An important factor that contributes to our success to conserve sun bears at BSBCC is due to the “positive feedback loop” effect: When we do good work to help the bears, more people will help and support us. When we receive more support, we can do even better work to help the sun bears! Based on this principle, our visitor numbers increased from about 50,000 in 2014 to 53,000 in 2015. I hope the visitor numbers in 2016 will be more than 55,000. Thanks to the encouraging number of visitors, we managed to generate sufficient funding to run BSBCC in 2014, 2015 and hoping for the same, if not better, in 2016. By this new year, the importance of tourism contributing to the Sabah’s economy becomes clearer.

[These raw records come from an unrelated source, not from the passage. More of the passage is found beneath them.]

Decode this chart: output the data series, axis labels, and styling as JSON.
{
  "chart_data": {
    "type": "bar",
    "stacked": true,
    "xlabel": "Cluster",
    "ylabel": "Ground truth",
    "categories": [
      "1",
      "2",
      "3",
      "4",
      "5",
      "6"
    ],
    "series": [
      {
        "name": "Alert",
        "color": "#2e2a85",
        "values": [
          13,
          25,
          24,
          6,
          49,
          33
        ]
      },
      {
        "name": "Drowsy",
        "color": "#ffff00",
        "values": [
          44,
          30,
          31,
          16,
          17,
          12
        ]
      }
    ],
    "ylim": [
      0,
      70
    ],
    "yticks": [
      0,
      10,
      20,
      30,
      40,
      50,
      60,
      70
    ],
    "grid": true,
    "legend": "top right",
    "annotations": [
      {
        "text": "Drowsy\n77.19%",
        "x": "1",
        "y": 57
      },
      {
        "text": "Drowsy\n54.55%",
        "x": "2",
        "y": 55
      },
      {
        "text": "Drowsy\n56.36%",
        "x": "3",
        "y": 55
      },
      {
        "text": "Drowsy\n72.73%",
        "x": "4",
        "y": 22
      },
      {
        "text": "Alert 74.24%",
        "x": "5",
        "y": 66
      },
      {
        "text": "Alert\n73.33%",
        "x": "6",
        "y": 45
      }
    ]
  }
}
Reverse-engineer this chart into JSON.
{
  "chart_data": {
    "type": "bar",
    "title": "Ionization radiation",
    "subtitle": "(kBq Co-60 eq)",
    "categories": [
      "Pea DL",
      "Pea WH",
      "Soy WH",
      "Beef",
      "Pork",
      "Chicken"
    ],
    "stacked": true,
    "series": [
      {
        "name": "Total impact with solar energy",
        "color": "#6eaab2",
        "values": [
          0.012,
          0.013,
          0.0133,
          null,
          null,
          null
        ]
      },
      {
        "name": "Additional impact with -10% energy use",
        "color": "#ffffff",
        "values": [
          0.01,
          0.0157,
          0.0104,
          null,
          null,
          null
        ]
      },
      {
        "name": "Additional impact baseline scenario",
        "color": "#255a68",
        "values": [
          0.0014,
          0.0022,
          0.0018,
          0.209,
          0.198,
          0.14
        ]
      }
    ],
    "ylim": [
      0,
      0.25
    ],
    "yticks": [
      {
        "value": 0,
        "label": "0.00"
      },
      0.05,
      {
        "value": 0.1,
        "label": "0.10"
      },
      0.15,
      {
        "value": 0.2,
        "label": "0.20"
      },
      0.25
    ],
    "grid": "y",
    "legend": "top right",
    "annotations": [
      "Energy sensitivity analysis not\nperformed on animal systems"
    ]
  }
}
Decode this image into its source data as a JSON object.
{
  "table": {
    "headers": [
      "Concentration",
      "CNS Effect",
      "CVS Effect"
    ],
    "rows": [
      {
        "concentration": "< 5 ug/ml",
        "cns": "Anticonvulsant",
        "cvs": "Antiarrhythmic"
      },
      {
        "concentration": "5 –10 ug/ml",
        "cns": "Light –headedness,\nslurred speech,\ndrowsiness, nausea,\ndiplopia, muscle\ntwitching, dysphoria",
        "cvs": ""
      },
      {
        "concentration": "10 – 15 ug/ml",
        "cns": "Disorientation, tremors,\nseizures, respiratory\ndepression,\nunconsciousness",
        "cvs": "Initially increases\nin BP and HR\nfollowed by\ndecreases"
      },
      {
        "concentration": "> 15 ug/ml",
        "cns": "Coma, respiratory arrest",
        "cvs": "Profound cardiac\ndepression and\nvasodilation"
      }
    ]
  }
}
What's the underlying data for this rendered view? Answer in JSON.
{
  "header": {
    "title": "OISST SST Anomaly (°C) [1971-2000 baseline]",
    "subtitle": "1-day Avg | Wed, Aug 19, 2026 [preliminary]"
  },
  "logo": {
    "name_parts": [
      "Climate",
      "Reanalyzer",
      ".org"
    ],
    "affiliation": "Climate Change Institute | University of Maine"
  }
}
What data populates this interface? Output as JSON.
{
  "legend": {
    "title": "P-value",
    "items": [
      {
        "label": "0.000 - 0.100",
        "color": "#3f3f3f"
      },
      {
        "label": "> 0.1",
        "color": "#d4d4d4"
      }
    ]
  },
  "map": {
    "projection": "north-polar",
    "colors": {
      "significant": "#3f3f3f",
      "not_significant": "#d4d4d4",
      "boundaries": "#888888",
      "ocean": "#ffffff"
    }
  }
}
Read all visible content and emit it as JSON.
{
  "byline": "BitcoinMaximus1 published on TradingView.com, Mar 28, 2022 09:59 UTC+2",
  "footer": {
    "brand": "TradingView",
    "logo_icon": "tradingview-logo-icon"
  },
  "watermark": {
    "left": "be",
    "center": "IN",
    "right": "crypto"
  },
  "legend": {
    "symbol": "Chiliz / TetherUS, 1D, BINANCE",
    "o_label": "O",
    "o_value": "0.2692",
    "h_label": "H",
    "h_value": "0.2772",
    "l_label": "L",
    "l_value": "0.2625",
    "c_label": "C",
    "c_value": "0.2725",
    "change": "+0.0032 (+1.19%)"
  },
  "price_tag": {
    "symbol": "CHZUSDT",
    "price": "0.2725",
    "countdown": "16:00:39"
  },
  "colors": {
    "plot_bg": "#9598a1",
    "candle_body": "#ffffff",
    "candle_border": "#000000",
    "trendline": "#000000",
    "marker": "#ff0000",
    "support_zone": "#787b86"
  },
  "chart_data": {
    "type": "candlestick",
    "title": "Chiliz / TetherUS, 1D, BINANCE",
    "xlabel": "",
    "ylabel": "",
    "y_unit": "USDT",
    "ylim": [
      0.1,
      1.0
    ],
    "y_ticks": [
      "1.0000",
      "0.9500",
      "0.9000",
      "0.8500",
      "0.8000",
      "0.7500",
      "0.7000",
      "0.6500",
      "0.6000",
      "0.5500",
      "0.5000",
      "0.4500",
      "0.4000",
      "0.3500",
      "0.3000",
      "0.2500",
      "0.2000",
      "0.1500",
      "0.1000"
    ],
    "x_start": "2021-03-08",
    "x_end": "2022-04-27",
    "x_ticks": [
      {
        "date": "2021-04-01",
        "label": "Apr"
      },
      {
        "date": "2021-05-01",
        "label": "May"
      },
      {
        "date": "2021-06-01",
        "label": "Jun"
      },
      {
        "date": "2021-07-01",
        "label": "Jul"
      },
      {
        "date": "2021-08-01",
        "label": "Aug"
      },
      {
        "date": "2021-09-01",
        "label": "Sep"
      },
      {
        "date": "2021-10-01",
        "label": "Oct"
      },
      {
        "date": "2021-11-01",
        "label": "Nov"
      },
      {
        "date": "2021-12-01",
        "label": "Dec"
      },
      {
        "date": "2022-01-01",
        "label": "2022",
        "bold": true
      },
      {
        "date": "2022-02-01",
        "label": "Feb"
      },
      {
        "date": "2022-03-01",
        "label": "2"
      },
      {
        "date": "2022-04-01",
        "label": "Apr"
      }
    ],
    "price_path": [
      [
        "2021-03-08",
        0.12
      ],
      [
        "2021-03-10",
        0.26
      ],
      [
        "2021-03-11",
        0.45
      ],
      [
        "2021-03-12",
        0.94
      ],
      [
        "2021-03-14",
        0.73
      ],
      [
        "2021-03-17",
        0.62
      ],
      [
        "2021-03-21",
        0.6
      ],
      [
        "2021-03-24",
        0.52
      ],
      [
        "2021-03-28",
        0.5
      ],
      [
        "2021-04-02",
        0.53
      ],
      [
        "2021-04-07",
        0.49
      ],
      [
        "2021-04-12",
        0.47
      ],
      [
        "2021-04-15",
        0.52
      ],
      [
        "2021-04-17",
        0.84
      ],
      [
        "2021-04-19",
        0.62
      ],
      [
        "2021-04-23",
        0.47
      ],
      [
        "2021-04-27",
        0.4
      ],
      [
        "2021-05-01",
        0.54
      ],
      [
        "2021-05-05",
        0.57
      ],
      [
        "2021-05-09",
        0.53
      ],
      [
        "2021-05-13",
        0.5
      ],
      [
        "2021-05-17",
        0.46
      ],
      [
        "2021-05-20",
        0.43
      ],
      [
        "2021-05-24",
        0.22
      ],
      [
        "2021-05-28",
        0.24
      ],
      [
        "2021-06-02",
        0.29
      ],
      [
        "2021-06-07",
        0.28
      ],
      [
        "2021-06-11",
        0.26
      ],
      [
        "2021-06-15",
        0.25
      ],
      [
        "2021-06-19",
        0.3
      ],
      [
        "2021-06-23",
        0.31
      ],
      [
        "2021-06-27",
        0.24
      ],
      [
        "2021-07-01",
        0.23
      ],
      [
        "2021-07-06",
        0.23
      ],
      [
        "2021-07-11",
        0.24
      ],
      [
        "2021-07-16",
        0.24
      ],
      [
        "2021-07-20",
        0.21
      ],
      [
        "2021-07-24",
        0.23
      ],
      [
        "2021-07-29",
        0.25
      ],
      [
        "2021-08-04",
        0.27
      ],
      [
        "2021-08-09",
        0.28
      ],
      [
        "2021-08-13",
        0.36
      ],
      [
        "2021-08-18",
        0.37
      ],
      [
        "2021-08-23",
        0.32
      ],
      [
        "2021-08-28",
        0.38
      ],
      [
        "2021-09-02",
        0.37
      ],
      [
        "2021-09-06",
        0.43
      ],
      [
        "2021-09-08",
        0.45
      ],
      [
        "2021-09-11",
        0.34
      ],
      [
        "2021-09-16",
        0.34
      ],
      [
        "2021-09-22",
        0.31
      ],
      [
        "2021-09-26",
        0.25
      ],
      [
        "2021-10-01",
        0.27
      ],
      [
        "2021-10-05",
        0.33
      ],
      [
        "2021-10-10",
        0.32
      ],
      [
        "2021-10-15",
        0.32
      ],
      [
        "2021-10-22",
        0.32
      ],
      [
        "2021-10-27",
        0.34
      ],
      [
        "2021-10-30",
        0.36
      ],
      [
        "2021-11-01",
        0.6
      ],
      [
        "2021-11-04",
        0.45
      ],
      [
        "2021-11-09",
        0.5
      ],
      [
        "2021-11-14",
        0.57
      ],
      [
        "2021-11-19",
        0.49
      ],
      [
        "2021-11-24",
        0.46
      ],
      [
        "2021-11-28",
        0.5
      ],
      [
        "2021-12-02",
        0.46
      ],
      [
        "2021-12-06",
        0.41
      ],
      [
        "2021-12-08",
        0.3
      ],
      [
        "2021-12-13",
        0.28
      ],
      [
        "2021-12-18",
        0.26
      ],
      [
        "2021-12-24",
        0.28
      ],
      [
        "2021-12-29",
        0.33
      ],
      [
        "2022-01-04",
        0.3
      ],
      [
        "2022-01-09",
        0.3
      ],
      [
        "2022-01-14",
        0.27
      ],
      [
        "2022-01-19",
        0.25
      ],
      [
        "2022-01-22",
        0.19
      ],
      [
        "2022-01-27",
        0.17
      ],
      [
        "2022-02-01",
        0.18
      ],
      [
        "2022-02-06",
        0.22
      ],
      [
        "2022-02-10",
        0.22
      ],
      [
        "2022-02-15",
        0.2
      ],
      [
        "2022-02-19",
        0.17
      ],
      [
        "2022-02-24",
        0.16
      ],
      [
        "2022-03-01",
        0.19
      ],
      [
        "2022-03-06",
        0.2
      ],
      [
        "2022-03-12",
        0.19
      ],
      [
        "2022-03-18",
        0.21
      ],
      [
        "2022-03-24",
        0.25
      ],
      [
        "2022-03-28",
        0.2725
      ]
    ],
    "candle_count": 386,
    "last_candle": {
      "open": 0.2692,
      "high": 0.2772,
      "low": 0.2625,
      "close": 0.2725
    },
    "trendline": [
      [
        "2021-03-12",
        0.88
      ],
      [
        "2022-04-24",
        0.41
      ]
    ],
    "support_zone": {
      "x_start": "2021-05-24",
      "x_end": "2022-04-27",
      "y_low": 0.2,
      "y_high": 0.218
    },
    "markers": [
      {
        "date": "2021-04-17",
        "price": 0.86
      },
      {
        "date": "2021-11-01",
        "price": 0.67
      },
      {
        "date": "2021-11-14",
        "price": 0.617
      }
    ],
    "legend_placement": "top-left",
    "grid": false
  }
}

According to the Minister of Tourism, Cultural, and Environment of Sabah, the revenue generated from tourism is becoming more and more important. In 2014, revenue generated from tourism has exceeded the revenue generated from the timber industry. In 2015, the revenue generated from tourism in Sabah totalled RM6.4 billion! At BSBCC, we would like to promote “Conservation
Ecotourism”, where the products of conservation promote ecotourism. In return, ecotourism pay for conservation and even better, everything else! We hope through this mechanism, the government and decision makers in this country value forest and wildlife as important natural resources that improve people’s livelihood and the country’s economy. If we were to enjoy the benefits from these natural resources, we have to protect, conserve and manage them well in sustainable ways. BSBCC has the ambition to be a role model for wildlife conservation in this country. We have come a long way to achieve what we have today because of your help and support. As the founder and the CEO of BSBCC, I hope my job inspires even more people to contribute their efforts to conserve sun bears and other wildlife and wildlife habitat in this country. With the Centre operating in its eighth year on this new year, our work to conserve the sun bears is just beginning. We have many plans, a lot of work, and many challenges ahead of us. Thank you for being with us over the years. We need your continuous help and support to make BSBCC live up to its purpose.
Again, I wish you all a Happy New Year! May all beings be happy, joyful, well, be safe & at peace!